Nelson Mandela resolved in 1961 that “there are thousands of people who feel that it is useless and futile for us to continue talking peace and non-violence — against a government whose only reply is savage attacks on an unarmed and defenceless people. And I think the time has come for us to consider, in the light of our experiences at this day at home, whether the methods which we have applied so far are adequate.” Alas the dawn of the uMkhontoWesizwe.

In the same vein, should community members continue protesting peacefully against local-councils that do not listen to them and continue with their ways of maladministration? I would argue not. Although I cannot justify violent protests within the parameters of civil society, as an individual with human rights, basic needs and a social standing I can understand why these men and women do what they do.

Yes, the people in the poor communities resolve to violent protests. However, there is some logic behind this. The majority (if not all) social actions, be they spontaneous or mundane, always have a degree of historical or social rationale which provides some insights as to why they surface. For example, empirical research conducted behind the concrete walls of the University of Johannesburg reveals among other things that people resolve to violent protests only after the use of peaceful protests and diplomatic processes have failed to yield results. In the majority of cases, violent protests are a last resort.

So why then do these individuals go as far as to burn schools and institutions of recreational activities during protests? I may postulate it might be that this constituency attaches little value to these institutions and their existence within the community concerned. And this value, or lack thereof, might have resulted on the basis that these institutions haven’t done anything to aid in the development and upliftment of these people.

I may go further to postulate that they see the significance of these institutions to be inferior to their constant pleas and demands for the basic standards of living that they have been caucusing for to their local administrators.

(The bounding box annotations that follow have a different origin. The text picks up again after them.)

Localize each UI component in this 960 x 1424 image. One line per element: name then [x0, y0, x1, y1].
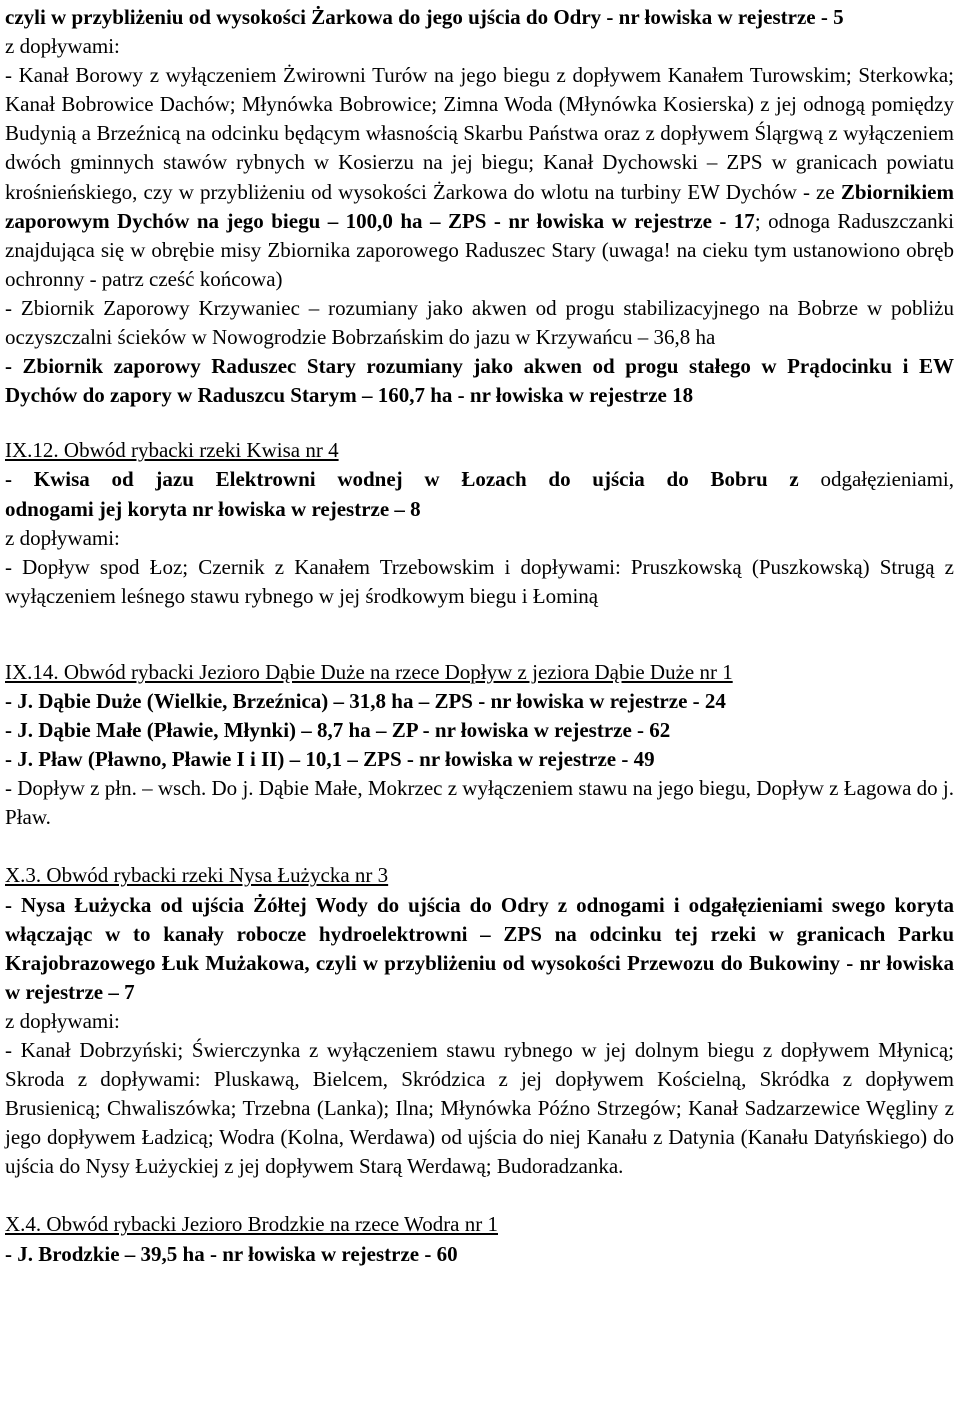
lake-dabie-duze: - J. Dąbie Duże (Wielkie, Brzeźnica) – 31,8 ha – ZPS - nr łowiska w rejestrze - 24 [5, 688, 726, 713]
paragraph-kwisa-tributaries: - Dopływ spod Łoz; Czernik z Kanałem Trzebowskim i dopływami: Pruszkowską (Puszkowską) Strugą z wyłączeniem leśnego stawu rybnego w jej środkowym biegu i Łominą [5, 554, 954, 608]
tributaries-label-x3: z dopływami: [5, 1008, 120, 1033]
spacer [5, 611, 954, 640]
paragraph-zarkowa-intro: czyli w przybliżeniu od wysokości Żarkowa do jego ujścia do Odry - nr łowiska w rejestrze - 5 [5, 5, 844, 29]
paragraph-krzywaniec: - Zbiornik Zaporowy Krzywaniec – rozumiany jako akwen od progu stabilizacyjnego na Bobrze w pobliżu oczyszczalni ścieków w Nowogrodzie Bobrzańskim do jazu w Krzywańcu – 36,8 ha [5, 295, 954, 350]
paragraph-nysa-tributaries: - Kanał Dobrzyński; Świerczynka z wyłączeniem stawu rybnego w jej dolnym biegu z dopływem Młynicą; Skroda z dopływami: Pluskawą, Bielcem, Skródzica z jej dopływem Kościelną, Skródka z dopływem Brusienicą; Chwaliszówka; Trzebna (Lanka); Ilna; Młynówka Późno Strzegów; Kanał Sadzarzewice Węgliny z jego dopływem Ładzicą; Wodra (Kolna, Werdawa) od ujścia do niej Kanału z Datynia (Kanału Datyńskiego) do ujścia do Nysy Łużyckiej z jej dopływem Starą Werdawą; Budoradzanka. [5, 1038, 954, 1179]
section-heading-ix14: IX.14. Obwód rybacki Jezioro Dąbie Duże na rzece Dopływ z jeziora Dąbie Duże nr 1 [5, 659, 733, 684]
spacer [5, 410, 954, 436]
lake-dabie-male: - J. Dąbie Małe (Pławie, Młynki) – 8,7 ha – ZP - nr łowiska w rejestrze - 62 [5, 718, 671, 743]
section-heading-x4: X.4. Obwód rybacki Jezioro Brodzkie na rzece Wodra nr 1 [5, 1212, 498, 1237]
reservoir-dychow-text: Zbiornikiem zaporowym Dychów na jego biegu – 100,0 ha – ZPS - nr łowiska w rejestrze - 17 [5, 179, 954, 233]
paragraph-nysa-main: - Nysa Łużycka od ujścia Żółtej Wody do ujścia do Odry z odnogami i odgałęzieniami swego koryta włączając w to kanały robocze hydroelektrowni – ZPS na odcinku tej rzeki w granicach Parku Krajobrazowego Łuk Mużakowa, czyli w przybliżeniu od wysokości Przewozu do Bukowiny - nr łowiska w rejestrze – 7 [5, 892, 954, 1004]
tributaries-label: z dopływami: [5, 34, 120, 59]
section-heading-ix12: IX.12. Obwód rybacki rzeki Kwisa nr 4 [5, 438, 339, 463]
paragraph-tributaries-bobr [5, 61, 954, 294]
tributaries-label-ix12: z dopływami: [5, 525, 120, 550]
lake-plaw: - J. Pław (Pławno, Pławie I i II) – 10,1 – ZPS - nr łowiska w rejestrze - 49 [5, 747, 655, 772]
paragraph-kwisa-main-2: odnogami jej koryta nr łowiska w rejestrze – 8 [5, 496, 421, 521]
raduszczanka-text: ; odnoga Raduszczanki znajdująca się w obrębie misy Zbiornika zaporowego Raduszec Stary (uwaga! na cieku tym ustanowiono obręb ochronny - patrz cześć końcowa) [5, 208, 954, 291]
paragraph-ix14-tributaries: - Dopływ z płn. – wsch. Do j. Dąbie Małe, Mokrzec z wyłączeniem stawu na jego biegu, Dopływ z Łagowa do j. Pław. [5, 776, 954, 830]
spacer [5, 832, 954, 861]
document-body [5, 3, 954, 1269]
spacer [5, 1181, 954, 1210]
lake-brodzkie: - J. Brodzkie – 39,5 ha - nr łowiska w rejestrze - 60 [5, 1241, 458, 1266]
kwisa-normal-text: odgałęzieniami, [798, 467, 955, 492]
tributaries-text: - Kanał Borowy z wyłączeniem Żwirowni Turów na jego biegu z dopływem Kanałem Turowskim; Sterkowka; Kanał Bobrowice Dachów; Młynówka Bobrowice; Zimna Woda (Młynówka Kosierska) z jej odnogą pomiędzy Budynią a Brzeźnicą na odcinku będącym własnością Skarbu Państwa oraz z dopływem Śląrgwą z wyłączeniem dwóch gminnych stawów rybnych w Kosierzu na jej biegu; Kanał Dychowski – ZPS w granicach powiatu krośnieńskiego, czy w przybliżeniu od wysokości Żarkowa do wlotu na turbiny EW Dychów - ze [5, 63, 954, 204]
section-heading-x3: X.3. Obwód rybacki rzeki Nysa Łużycka nr 3 [5, 863, 389, 888]
paragraph-kwisa-main [5, 465, 954, 494]
paragraph-raduszec: - Zbiornik zaporowy Raduszec Stary rozumiany jako akwen od progu stałego w Prądocinku i EW Dychów do zapory w Raduszcu Starym – 160,7 ha - nr łowiska w rejestrze 18 [5, 354, 954, 408]
kwisa-bold-text: - Kwisa od jazu Elektrowni wodnej w Łozach do ujścia do Bobru z [5, 467, 799, 492]
spacer [5, 640, 954, 658]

If libraries are dilapidated and contain books dating back to the apartheid era, and if schools continue to churn out dismal results, then what value can be attached to these institutions? “Why not then set them alight?” they might ask.  These are the assumptions we should be reflecting on as opposed to out rightly condemn and ridicule the actions of these communities from face value constructs.

I for one do not understand why basic service delivery is failing at such rates in this country. It’s not a matter of high expectations and a spirit of entitlement on the side of affected individuals. A basic service is a pre-requisite to social security and it is a human right. We have a right to water and sanitation.  We have a right to education.  We have a right to health and nutrition. If our privilege to these rights is being neglected, then let us fight for them.

Society needs to reflect heavily on the failure of constituted processes to attain basic human rights within the ambit of social protests.